Arezzo – Il Sindaco Giuseppe Fanfani torna sulla Due Mari. Stamani ha inviato una lettera ai Presidenti delle Province e delle Camere di Commercio di Arezzo, Arezzo, Perugia, Siena, Grosseto e Pesaro nonché al Ministro delle infrastrutture e trasporti, al Presidente della Regione Toscana e a quello dell’Anas. In essa il Sindaco conferma la priorità assegnata al Nodo di Olmo e la contrarietà sia al nuovo tracciato proposto che alle modalità di finanziamento dell’opera. Ecco il testo integrale della lettera:
“Ho appreso dai giornali che è convocata per la fine del mese di settembre una riunione tra Presidenti di Provincia e Presidenti di Camera di Commercio nella quale discutere, tra l’altro, il nuovo tracciato della “Due Mari” ipotizzato nel territorio aretino.
Non essendo parte della programmata riunione, mi sento in dovere di illustrarVi preventivamente il mio pensiero in merito, riservandomi di farlo personalmente qualora si ritenga da parte Vostra utile l’interlocuzione con il Comune di Arezzo.
Rilevo:
1) Il completamento delle “Due Mari” rappresenta per il territorio aretino, come per tutti i territori interessati, una assoluta priorità e su questo, credo, siamo tutti d’accordo.

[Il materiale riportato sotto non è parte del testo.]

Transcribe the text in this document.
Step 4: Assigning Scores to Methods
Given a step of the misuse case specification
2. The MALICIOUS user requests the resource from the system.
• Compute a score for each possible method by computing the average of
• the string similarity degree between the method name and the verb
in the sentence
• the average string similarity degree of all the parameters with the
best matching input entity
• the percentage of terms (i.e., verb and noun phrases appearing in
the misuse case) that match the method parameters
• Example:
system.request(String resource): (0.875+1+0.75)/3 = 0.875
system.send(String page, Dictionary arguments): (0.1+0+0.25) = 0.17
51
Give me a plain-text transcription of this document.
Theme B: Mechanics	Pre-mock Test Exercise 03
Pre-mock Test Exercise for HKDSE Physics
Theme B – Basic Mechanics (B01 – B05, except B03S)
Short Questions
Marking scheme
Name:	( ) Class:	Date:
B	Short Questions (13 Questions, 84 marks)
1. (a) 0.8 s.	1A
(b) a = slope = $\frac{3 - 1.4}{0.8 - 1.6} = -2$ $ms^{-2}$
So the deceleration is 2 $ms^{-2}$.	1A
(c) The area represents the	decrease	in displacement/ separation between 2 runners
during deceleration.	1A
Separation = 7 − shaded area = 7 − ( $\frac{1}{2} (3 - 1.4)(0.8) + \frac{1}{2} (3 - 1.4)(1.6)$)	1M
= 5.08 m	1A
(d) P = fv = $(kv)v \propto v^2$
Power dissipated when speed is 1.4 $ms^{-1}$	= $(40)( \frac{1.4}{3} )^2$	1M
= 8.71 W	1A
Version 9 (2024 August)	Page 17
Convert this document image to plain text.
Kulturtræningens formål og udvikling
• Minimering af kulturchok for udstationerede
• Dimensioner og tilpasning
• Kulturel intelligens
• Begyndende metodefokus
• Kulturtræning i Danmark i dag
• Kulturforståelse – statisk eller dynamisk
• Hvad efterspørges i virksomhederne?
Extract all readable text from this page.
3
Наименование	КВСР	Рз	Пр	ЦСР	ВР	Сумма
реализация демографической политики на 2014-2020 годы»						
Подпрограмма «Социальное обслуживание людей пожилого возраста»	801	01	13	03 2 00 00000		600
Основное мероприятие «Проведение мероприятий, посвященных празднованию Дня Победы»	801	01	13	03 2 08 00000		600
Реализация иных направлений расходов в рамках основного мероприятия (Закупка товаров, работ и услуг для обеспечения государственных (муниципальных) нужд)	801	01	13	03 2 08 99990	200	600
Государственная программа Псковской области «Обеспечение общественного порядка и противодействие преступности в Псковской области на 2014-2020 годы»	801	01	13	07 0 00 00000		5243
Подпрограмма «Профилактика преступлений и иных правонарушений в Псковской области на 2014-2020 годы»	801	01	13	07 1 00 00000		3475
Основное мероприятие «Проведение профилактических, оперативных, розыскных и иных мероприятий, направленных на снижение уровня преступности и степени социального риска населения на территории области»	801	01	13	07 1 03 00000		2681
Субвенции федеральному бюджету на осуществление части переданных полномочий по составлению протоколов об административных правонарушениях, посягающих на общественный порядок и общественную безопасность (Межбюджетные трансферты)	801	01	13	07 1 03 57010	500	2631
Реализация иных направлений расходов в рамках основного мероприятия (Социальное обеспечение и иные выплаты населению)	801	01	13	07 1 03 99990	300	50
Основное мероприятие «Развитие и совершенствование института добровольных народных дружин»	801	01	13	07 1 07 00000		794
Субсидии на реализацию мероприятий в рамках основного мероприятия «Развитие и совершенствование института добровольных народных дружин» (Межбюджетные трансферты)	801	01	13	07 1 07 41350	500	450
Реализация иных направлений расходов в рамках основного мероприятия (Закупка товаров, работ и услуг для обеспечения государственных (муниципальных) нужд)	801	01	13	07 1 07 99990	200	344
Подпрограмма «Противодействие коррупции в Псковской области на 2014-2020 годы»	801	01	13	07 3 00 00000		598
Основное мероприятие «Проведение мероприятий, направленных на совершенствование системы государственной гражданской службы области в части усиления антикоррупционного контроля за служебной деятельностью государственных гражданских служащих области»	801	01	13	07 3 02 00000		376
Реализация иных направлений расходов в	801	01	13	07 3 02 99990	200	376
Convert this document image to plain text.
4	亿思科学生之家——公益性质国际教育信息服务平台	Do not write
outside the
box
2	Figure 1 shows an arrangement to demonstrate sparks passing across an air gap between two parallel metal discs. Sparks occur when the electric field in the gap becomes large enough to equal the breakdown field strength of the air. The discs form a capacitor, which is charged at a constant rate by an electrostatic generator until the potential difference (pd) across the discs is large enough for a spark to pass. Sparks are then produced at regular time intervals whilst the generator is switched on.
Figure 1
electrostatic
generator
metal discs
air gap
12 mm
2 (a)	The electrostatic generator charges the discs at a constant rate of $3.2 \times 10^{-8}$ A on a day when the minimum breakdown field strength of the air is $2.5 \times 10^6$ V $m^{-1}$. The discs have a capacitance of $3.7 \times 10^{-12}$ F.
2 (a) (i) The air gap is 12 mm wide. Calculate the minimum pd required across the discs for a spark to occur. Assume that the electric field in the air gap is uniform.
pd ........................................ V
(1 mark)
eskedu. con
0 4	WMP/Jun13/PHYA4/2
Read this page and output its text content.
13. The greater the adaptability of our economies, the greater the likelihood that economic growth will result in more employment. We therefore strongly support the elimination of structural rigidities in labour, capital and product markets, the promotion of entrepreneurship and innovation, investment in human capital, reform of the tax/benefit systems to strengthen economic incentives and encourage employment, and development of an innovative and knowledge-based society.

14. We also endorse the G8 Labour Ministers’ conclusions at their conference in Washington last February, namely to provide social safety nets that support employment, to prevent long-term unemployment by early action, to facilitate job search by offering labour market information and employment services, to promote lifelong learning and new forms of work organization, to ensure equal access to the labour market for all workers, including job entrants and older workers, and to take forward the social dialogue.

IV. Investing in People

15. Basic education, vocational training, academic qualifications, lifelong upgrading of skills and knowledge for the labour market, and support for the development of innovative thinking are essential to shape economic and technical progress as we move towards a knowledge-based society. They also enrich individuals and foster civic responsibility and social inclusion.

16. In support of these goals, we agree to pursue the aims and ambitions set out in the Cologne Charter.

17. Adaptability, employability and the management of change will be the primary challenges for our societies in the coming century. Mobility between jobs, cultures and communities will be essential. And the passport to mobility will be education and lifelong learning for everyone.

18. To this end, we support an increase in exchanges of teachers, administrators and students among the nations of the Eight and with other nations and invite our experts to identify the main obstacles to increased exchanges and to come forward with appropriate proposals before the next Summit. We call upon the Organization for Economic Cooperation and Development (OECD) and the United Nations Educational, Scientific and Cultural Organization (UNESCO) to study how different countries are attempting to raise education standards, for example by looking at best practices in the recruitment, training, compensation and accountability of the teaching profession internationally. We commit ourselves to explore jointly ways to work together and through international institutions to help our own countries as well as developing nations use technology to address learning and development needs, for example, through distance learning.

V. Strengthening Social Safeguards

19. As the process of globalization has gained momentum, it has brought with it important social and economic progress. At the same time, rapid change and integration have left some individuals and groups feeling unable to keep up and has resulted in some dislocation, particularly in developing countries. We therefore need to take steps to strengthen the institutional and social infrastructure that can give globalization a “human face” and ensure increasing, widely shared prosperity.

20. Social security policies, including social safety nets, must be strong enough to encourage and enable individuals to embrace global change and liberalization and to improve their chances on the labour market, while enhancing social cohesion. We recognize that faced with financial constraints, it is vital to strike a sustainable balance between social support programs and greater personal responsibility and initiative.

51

2) Il sistema di finanziamento dell’opera che prevede la partecipazione di capitali privati anche attraverso il Project Financing, mi sembra strumento appropriato anche in considerazione dell’attuale situazione economico-finanziaria del nostro Paese.
3) Sul tracciato faccio notare che quello per brevità definito “Nodo di Olmo”, è stato oggetto di una lunga e costosa progettazione da parte della Provincia di Arezzo, e di una interlocuzione con questo Comune che su di esso concorda. Oltretutto la realizzazione di tale progetto era stata più volte annunciata come imminente, promessa ai livelli politici più alti e più volte riconfermata nel corso degli ultimi 20 anni, per cui mi parrebbe aberrante negare ad esso la validità, e sostituirlo con una progettazione diversa sul presupposto che essa sia meno costosa, dato tutto da verificare.
4) Circa il nuovo ipotetico tracciato, rilevo innanzitutto che la programmazione del territorio è competenza primaria del Comune e che non è pensabile che su di esso non sia intavolato e non si intavoli un preventivo confronto. Va inoltre tenuto presente che il nuovo tracciato interesserebbe un’area pedecollinare di pregio, a fronte del precedente progetto che interesserebbe zone già urbanisticamente attraversate dall’arteria.
5) Ritengo peraltro inaccettabile il sistema di finanziamento che prevede l’esproprio a prezzo agricolo dei terreni latistanti l’arteria (cosiddetto corridoio) e la successiva valorizzazione (id. est: edificazione forzata) il cui plusvalore andrebbe a favore del soggetto realizzatore. In sostanza parte consistente dell’opera andrebbe finanziata dai cittadini espropriati i quali avrebbero da ciò solo ed esclusivamente un danno. Come Sindaco non posso consentirlo e quindi Vi invito in ogni caso ad ipotizzare forme diverse di finanziamento.
Concludo ribadendo che la soluzione migliore ad oggi è il celere completamento del Nodo di Olmo così come già progettato, e pronto per l’appalto.
Nuove ipotesi progettuali avranno solo l’effetto di allontanare enormemente la realizzazione dell’opera nel tempo, e oltretutto di vanificare in tal modo le dubitabili ipotesi di risparmio economico”.